Soñé con que aún tenía en el cuerpo mi calentura de los quince años. La que es bella y emociona, no la que todos estamos temiendo ahora. Y quisiera seguir sonriendo, recordándolo a él y recordándome alegre, encerrada en un cuarto, muerta de risa, sin preocuparme del mundo ni de ninguna de esas cosas que van cayendo después, con el tiempo, pero cometí el error de prender el celular antes de salir de cama y leer los mensajes de mi vecina.
Qué cansada estoy en estos días de la adultez y de tener vecinos; sobretodo de los que son así, inesperadamente otros. Qué cansada estoy en general, de este mundo en quiebre y de nosotros todos que no sabemos bien qué hacer más que correr de un lado a otro con miedo. Hablar sin pausa de lo mismo.
Pero ayer yo por primera vez no soñé con el fin del mundo, sino con él, uno de mis primeros novios, cuando aún me permitía tener muchos por que no había susto de que alguno fuera el que se quedaría por largo rato. Y los besos en el cuarto de atrás mientras era mi fiesta de cumpleaños; y yo perdiéndome toda la reunión, feliz. El tabule y el pan dulce, los tragos, el vino y las amigas que en realidad no eran; porque aparecieron sólo las que más miedo me daban. Ahora también acaba de ser mi cumpleaños, pero igual lo pasé encerrada en un cuarto, sin calentura y con ganas de estar en casa.
Yo siempre le he tenido un poco de miedo a la gente; hasta ahora lo acepto. No a las personas; ellas por lo general me enternecen porque con un poco de tiempo siempre queda al descubierto esa grieta por la cual dejamos ver cómo nació nuestro dolor y nuestra rabia. Pero la gente, me causa temor y una especie de incomoda tristeza que me surge en el pecho y de prisa se me esparce por todo el cuerpo. La inconsistencia, el cambio, ese no poder entrar nunca por completo. Después quiero ganármelas, saber que he hecho bien, y reconozco mi parte insegura que siempre está convencida de que el error, cual séase, es siempre mío.
Y estoy cansada también de eso, de hacerlo todo para que la gente que no quiere me quiera. De convertir la realidad del rechazo en una conquista, desgastándome de a poco con el mal que me camina por los huesos, llegando siempre a la incomprensión, el punto del llanto, a este encerrarme en cuartos con la gente que sé que quiere estar conmigo. Encerrarme en casas, en cuarentenas, en países lejanos. Quiero decirles: entiendo, espero que estén bien, pero no, en realidad desearía que no me importara.
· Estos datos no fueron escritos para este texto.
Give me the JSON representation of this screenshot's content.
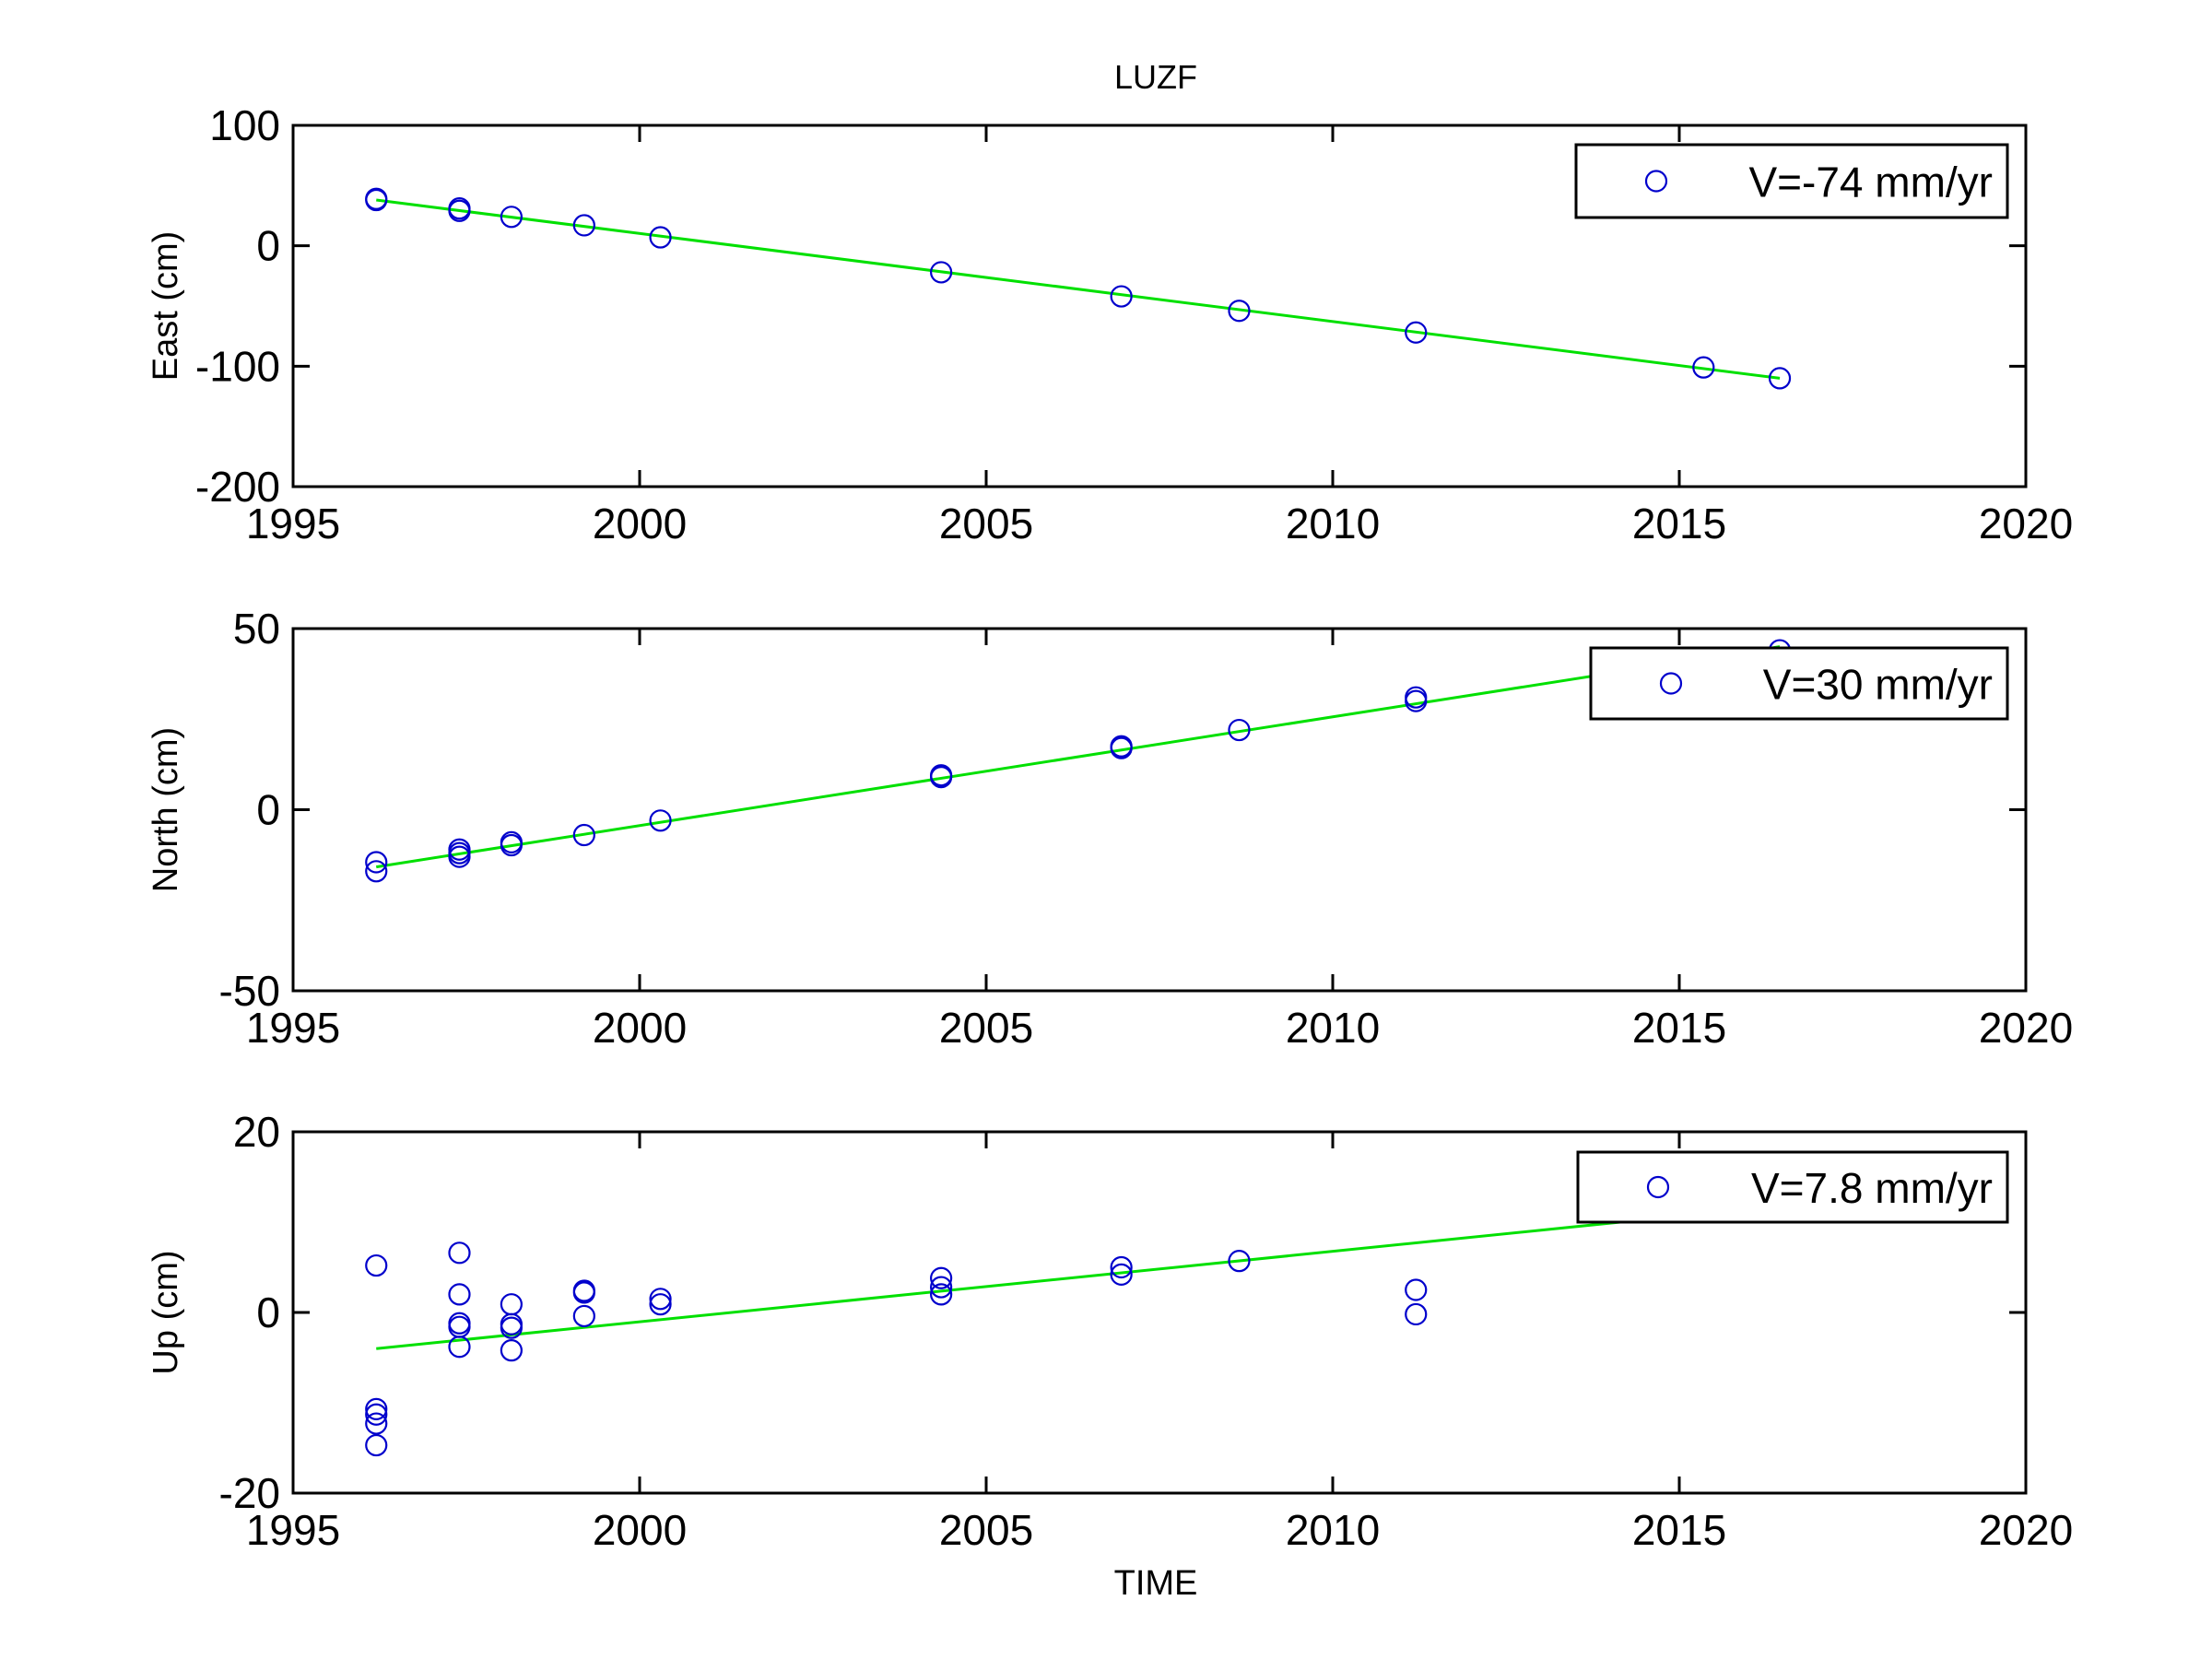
{
  "figure": {
    "title": "LUZF",
    "xlabel": "TIME"
  },
  "colors": {
    "markers": "#0000cc",
    "fit_line": "#00e000",
    "axes": "#000000",
    "background": "#ffffff"
  },
  "chart_data": [
    {
      "type": "scatter",
      "title": "LUZF",
      "xlabel": "",
      "ylabel": "East (cm)",
      "xlim": [
        1995,
        2020
      ],
      "ylim": [
        -200,
        100
      ],
      "xticks": [
        1995,
        2000,
        2005,
        2010,
        2015,
        2020
      ],
      "yticks": [
        -200,
        -100,
        0,
        100
      ],
      "grid": false,
      "legend_position": "top-right",
      "series": [
        {
          "name": "V=-74 mm/yr",
          "marker": "circle",
          "points": [
            [
              1996.2,
              39
            ],
            [
              1996.2,
              38
            ],
            [
              1997.4,
              31
            ],
            [
              1997.4,
              29
            ],
            [
              1998.15,
              24
            ],
            [
              1999.2,
              17
            ],
            [
              2000.3,
              7
            ],
            [
              2004.35,
              -22
            ],
            [
              2006.95,
              -42
            ],
            [
              2008.65,
              -54
            ],
            [
              2011.2,
              -72
            ],
            [
              2015.35,
              -101
            ],
            [
              2016.45,
              -110
            ]
          ]
        }
      ],
      "fit_line": {
        "x": [
          1996.2,
          2016.45
        ],
        "y": [
          38,
          -110
        ]
      }
    },
    {
      "type": "scatter",
      "xlabel": "",
      "ylabel": "North (cm)",
      "xlim": [
        1995,
        2020
      ],
      "ylim": [
        -50,
        50
      ],
      "xticks": [
        1995,
        2000,
        2005,
        2010,
        2015,
        2020
      ],
      "yticks": [
        -50,
        0,
        50
      ],
      "grid": false,
      "legend_position": "top-right",
      "series": [
        {
          "name": "V=30 mm/yr",
          "marker": "circle",
          "points": [
            [
              1996.2,
              -14.5
            ],
            [
              1996.2,
              -17
            ],
            [
              1997.4,
              -11
            ],
            [
              1997.4,
              -12
            ],
            [
              1997.4,
              -13
            ],
            [
              1998.15,
              -9
            ],
            [
              1998.15,
              -9.8
            ],
            [
              1999.2,
              -7
            ],
            [
              2000.3,
              -3
            ],
            [
              2004.35,
              9.5
            ],
            [
              2004.35,
              9
            ],
            [
              2006.95,
              17
            ],
            [
              2006.95,
              17.5
            ],
            [
              2008.65,
              22
            ],
            [
              2011.2,
              31
            ],
            [
              2011.2,
              30
            ],
            [
              2016.45,
              44
            ]
          ]
        }
      ],
      "fit_line": {
        "x": [
          1996.2,
          2016.45
        ],
        "y": [
          -15.8,
          45
        ]
      }
    },
    {
      "type": "scatter",
      "xlabel": "TIME",
      "ylabel": "Up (cm)",
      "xlim": [
        1995,
        2020
      ],
      "ylim": [
        -20,
        20
      ],
      "xticks": [
        1995,
        2000,
        2005,
        2010,
        2015,
        2020
      ],
      "yticks": [
        -20,
        0,
        20
      ],
      "grid": false,
      "legend_position": "top-right",
      "series": [
        {
          "name": "V=7.8 mm/yr",
          "marker": "circle",
          "points": [
            [
              1996.2,
              5.2
            ],
            [
              1996.2,
              -10.7
            ],
            [
              1996.2,
              -11.3
            ],
            [
              1996.2,
              -12.3
            ],
            [
              1996.2,
              -14.7
            ],
            [
              1997.4,
              6.6
            ],
            [
              1997.4,
              2
            ],
            [
              1997.4,
              -1.2
            ],
            [
              1997.4,
              -1.6
            ],
            [
              1997.4,
              -3.8
            ],
            [
              1998.15,
              0.9
            ],
            [
              1998.15,
              -1.3
            ],
            [
              1998.15,
              -1.7
            ],
            [
              1998.15,
              -4.2
            ],
            [
              1999.2,
              2.4
            ],
            [
              1999.2,
              2.2
            ],
            [
              1999.2,
              -0.4
            ],
            [
              2000.3,
              1.5
            ],
            [
              2000.3,
              0.9
            ],
            [
              2004.35,
              3.8
            ],
            [
              2004.35,
              2.8
            ],
            [
              2004.35,
              2
            ],
            [
              2006.95,
              5
            ],
            [
              2006.95,
              4.2
            ],
            [
              2008.65,
              5.7
            ],
            [
              2011.2,
              2.5
            ],
            [
              2011.2,
              -0.2
            ]
          ]
        }
      ],
      "fit_line": {
        "x": [
          1996.2,
          2016.45
        ],
        "y": [
          -4,
          11.8
        ]
      }
    }
  ]
}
Yo quería hablar de él, no de esto que cada vez que surge me va masticando el día: los vecinos que me gritan con un resentimiento de meses o la amiga de hace tiempo que no aparece. Y dentro del sueño, tenía en mi cuerpo el poder de hacerlo todo de hielo, por lo que decidí sellar la puerta con una capa helada y gozarlo a él que me besaba como solo se besa a los dieciséis años. Y salir con su camisa puesta, aunque no hubiera pasado nada, para decir que sí, para verme como una más de esas de las telenovelas, para acercarme a él, aunque me alejara de todos los otros.
Me reconozco buena estando en dúo, porque los grupos nunca han sido lo mío; las grandes congregaciones, las fiestas, los momentos en donde se es tantos que ya nadie se escucha y yo estoy lista para irme a casa. Me hago vieja quizá no aceptando, pero entendiendo que hay cosas de uno que no se cambian tan fácil, como mis anchas caderas o el hecho de que me siento más ligera cuando somos pocos. Cuando es muy poco lo que se me esconde. Cuando puedo confiar en el otro que me rodea, y la cercanía es ligera, íntima, honesta y clara. Estoy cansada de la gente que siendo así, de miles de modos como somos todos, no logra inclinarse hacia la transparencia. Pero más cansada estoy de mí, que aún a mis treinta y tres años, tan inocentemente, aun creo que puedo cambiar al mundo.
Yo aún lloro a lagrima tendida cuando alguien que yo creía me quería, no lo hace.